Eric Regehr, USFS
Eric Regehr, U.S. Fish and Wildlife Service
Marine mammals face an uncertain future due to loss of sea ice and warming temperatures.

Aquatic and Fishery Sciences’ Kristin Laidre and a team from across the globe just published their findings on what the future looks like for Arctic marine mammals, whose fragile habitats are shifting as a result of sea ice loss and warming temperatures.
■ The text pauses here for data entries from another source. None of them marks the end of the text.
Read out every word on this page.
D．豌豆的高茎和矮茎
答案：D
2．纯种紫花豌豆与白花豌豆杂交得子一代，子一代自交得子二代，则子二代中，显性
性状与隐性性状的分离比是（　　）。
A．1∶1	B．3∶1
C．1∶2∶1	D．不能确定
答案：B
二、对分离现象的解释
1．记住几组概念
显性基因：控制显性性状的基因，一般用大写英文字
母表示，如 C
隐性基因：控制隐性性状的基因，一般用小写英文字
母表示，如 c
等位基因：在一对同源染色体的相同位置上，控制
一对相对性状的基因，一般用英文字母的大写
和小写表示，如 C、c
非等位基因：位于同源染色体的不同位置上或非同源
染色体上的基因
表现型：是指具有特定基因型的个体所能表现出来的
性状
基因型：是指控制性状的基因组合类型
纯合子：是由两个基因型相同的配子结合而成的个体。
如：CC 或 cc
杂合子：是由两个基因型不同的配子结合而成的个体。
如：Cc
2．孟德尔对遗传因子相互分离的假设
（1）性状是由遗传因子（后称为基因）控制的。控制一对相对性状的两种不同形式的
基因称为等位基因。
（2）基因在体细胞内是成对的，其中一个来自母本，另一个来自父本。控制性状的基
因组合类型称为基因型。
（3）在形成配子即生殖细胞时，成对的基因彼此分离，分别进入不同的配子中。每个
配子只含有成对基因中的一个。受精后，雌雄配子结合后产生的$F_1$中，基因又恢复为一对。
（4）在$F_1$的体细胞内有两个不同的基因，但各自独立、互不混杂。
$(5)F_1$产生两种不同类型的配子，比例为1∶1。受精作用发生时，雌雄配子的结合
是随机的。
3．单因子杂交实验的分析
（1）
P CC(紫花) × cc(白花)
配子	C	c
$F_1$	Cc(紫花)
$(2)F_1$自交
Their recent study, published in Conservation Biology, found that reductions in sea ice cover are “profound” and that the Arctic’s traditionally short, cool summers are growing longer in most regions by five to 10 weeks. In the Barents Sea off of Russia, the summer period increased by about five months. The species most at risk from the changes are polar bears and ice-associated seals, who need ice to find food, mates, and rear their young. While the overall numbers and trends due to climate change are unknown for most of the 78 populations of marine mammals included in the report, Laidre says accurate scientific data about population sizes and trends over time will be key to making informed decisions about conservation challenges and tradeoffs in the 21st century. The report includes several recommendations, including maintaining and improving co-management with local and governmental entities, improving long-term monitoring of Arctic species, studying and mitigating the impacts of increasing human activities and more, and its authors hope it will bring greater attention to the status of Arctic mammals and provoke a broader public response.